Portrait of a Rebellion
In These Times has made my analysis of the Shiite rebellion of the past two months available online. It came out about a week ago and so before the recent “truce,” but is still valuable for a narrative of the background.
In these Times
May 24, 2004
“Portrait of a Rebellion
Shiite insurgency in Iraq bedevils U.S.”By Juan Cole
The Great Uprising of early April 2004 boiled along into May, leaving Iraq in continued turmoil. The Bush administration unwisely provoked rebellions in both Fallujah and Najaf (and other southern Shiite towns) by deciding to put down small symbolic acts of defiance with massive force. In Fallujah, Geroge W. Bush ordered the American military to retreat from that Sunni Arab city and to rehabilitate the Baathist forces once associated with Saddam Hussein to help restore order. Yet in Najaf, Bush has been unyielding in his determination to arrest or kill the young radical Shiite cleric Muqtada al-Sadr and destroy his militia. That determination could tip the Shiite south into long-term instability.

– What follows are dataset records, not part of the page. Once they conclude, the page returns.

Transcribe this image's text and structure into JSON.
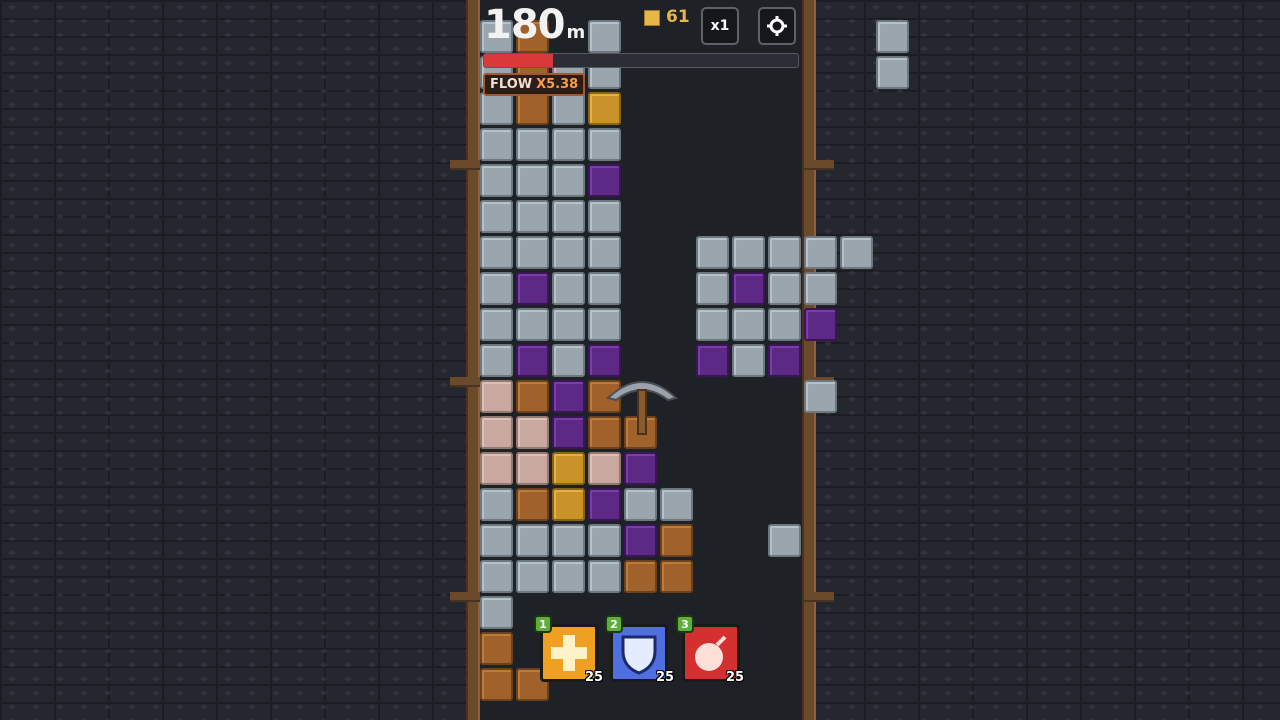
{
  "hud": {
    "depth_value": "180",
    "depth_unit": "m",
    "coins": "61",
    "speed_label": "x1",
    "settings_icon": "gear-icon",
    "progress_fraction": 0.22,
    "flow_label": "FLOW",
    "flow_value": "X5.38"
  },
  "items": [
    {
      "key": "1",
      "count": "25",
      "icon": "heal-plus-icon",
      "color": "#f0a020"
    },
    {
      "key": "2",
      "count": "25",
      "icon": "shield-icon",
      "color": "#4f6fe0"
    },
    {
      "key": "3",
      "count": "25",
      "icon": "bomb-icon",
      "color": "#d43030"
    }
  ],
  "colors": {
    "progress": "#d83a3a",
    "flow_accent": "#ff9a4a",
    "coin": "#e6b84a"
  }
}
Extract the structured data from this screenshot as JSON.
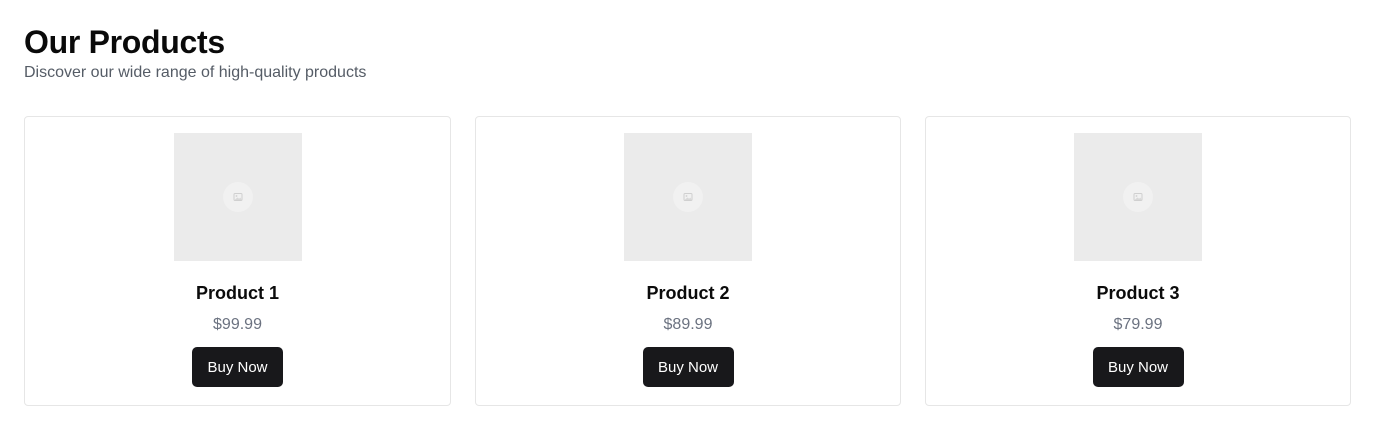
{
  "header": {
    "title": "Our Products",
    "subtitle": "Discover our wide range of high-quality products"
  },
  "products": [
    {
      "name": "Product 1",
      "price": "$99.99",
      "button_label": "Buy Now",
      "image_icon": "image-placeholder-icon"
    },
    {
      "name": "Product 2",
      "price": "$89.99",
      "button_label": "Buy Now",
      "image_icon": "image-placeholder-icon"
    },
    {
      "name": "Product 3",
      "price": "$79.99",
      "button_label": "Buy Now",
      "image_icon": "image-placeholder-icon"
    }
  ],
  "colors": {
    "button_bg": "#18181b",
    "button_text": "#ffffff",
    "card_border": "#e6e6e6",
    "placeholder_bg": "#ebebeb",
    "price_text": "#6b7280",
    "subtitle_text": "#555c66"
  }
}
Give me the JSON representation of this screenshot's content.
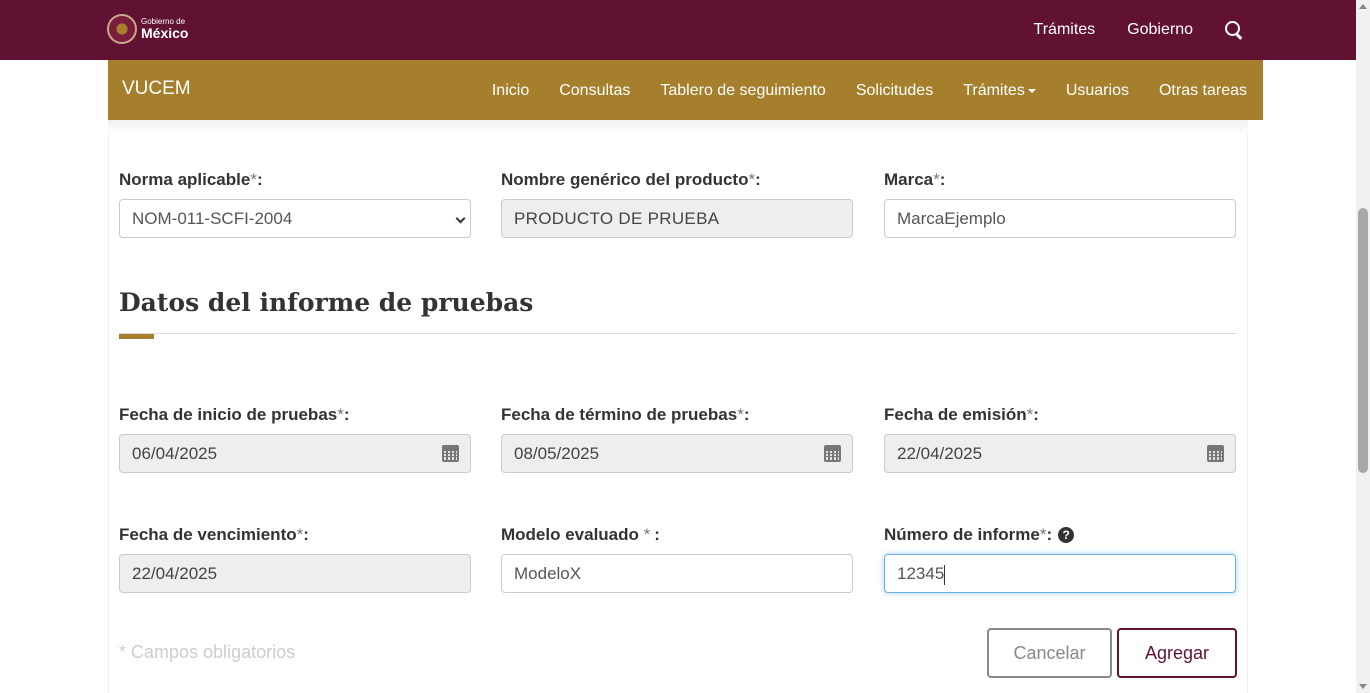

Given the drumbeat of bombings and assassinations, most recently of Izzedine Salim, president of the interim government of Iraq, the country cannot take much more instability. The transfer of sovereignty scheduled for June 30 is not in doubt, since it simply requires some appointments and paperwork. But endowing the new government with any popular support and political reality will be difficult if the country is in flames. By mid-May, the Najaf home of the preeminent mainstream Shiite leader, Grand Ayatollah Ali Sistani, was being sprayed by machine gun fire from unknown assailants. This raises the specter of his loss to assassination, as well, which could further radicalize the Shiites.
Al-Sadr, 30, inherited a large and active Shiite dissident movement from his father, who, under the nose of Saddam Hussein, had established it in the Shiite slums of the southern cities. The Baath Party found it difficult to penetrate and control the teeming ghetto of East Baghdad, allowing the Sadrist organization to flourish there. In 1999, Saddam had Ayatollah Muhammad Sadiq al-Sadr, Muqtada’s father, killed along with Muqtada’s two older brothers. Muqtada Al-Sadr went underground and emerged over the next four years as a new, sectarian leader of Iraq’s dispossessed, guided by an ideology that differed little from that of Iran’s Ayatollah Khomeini, his father’s teacher.